Pension Funds Should Be Resilient To Turbulent Economic Conditions
The recession has affected pensions all over the world
, but up until now Central European pensions seemed to have resisted. There is a possibility that European governments could use the global economic downturn as an excuse to U-turn on important pension reforms.
According to data compiled by the Organisation for Economic Co-operation and Development (OECD), private pension funds lost twenty-three per cent of their value last year. The stock market collapse has evolved into a full-blown economic crisis, with pension funds falling from falling earnings and rising unemployment. Public pensions are being affected by the rise in unemployment and fiscal stimuli promised by the government putting a strain on the public purse.
The biggest pension fund loss was felt in Ireland, where losses of 37 per cent were recorded. The Czech Republic experienced the smallest losses, at below ten per cent.
Stock markets globally have lost value since last year, so the diverse range of private pension fund losses can't be explained by relative losses in the markets. How these pension funds were invested seems to be a more important factor. While stock markets in OECD countries fell by around 45 per cent in 2008, Government bonds tended to rise, with the international index up by over seven per cent in 2008.
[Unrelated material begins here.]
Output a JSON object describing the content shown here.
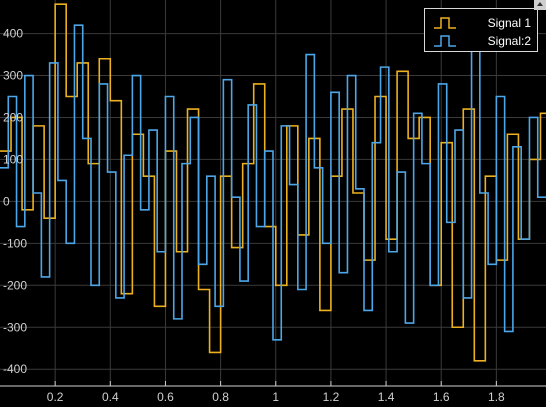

The countries whose pension funds invested more in bonds than in stocks like the Czech Republic and Slovakia seemed to have fared better than English-speaking countries where pension funds tended to be invested in equities.
Poland's private pension funds lost more than other Central European countries because of a law which was supposed to aid the Polish stock market. Open Pension Funds (OPFs) are limited to investing only 5% of their assets outside Poland. While this had meant the Warsaw Stock Exchange is important to the region, but the over-population of funds in the local market drove the over-valuation of Polish stocks; a bubble which burst when the economic crisis swept through.
While private financial sources make up over forty per cent of retirement incomes in Australia, Canada, the UK and US, they only make up five per cent of incomes in Austria, the Czech Republic, Slovakia, Hungary and Poland.
For younger workers in these areas though, pensions are expected to provide a significant chunk of retirement incomes. Pension funds should be resilient to turbulent economic conditions.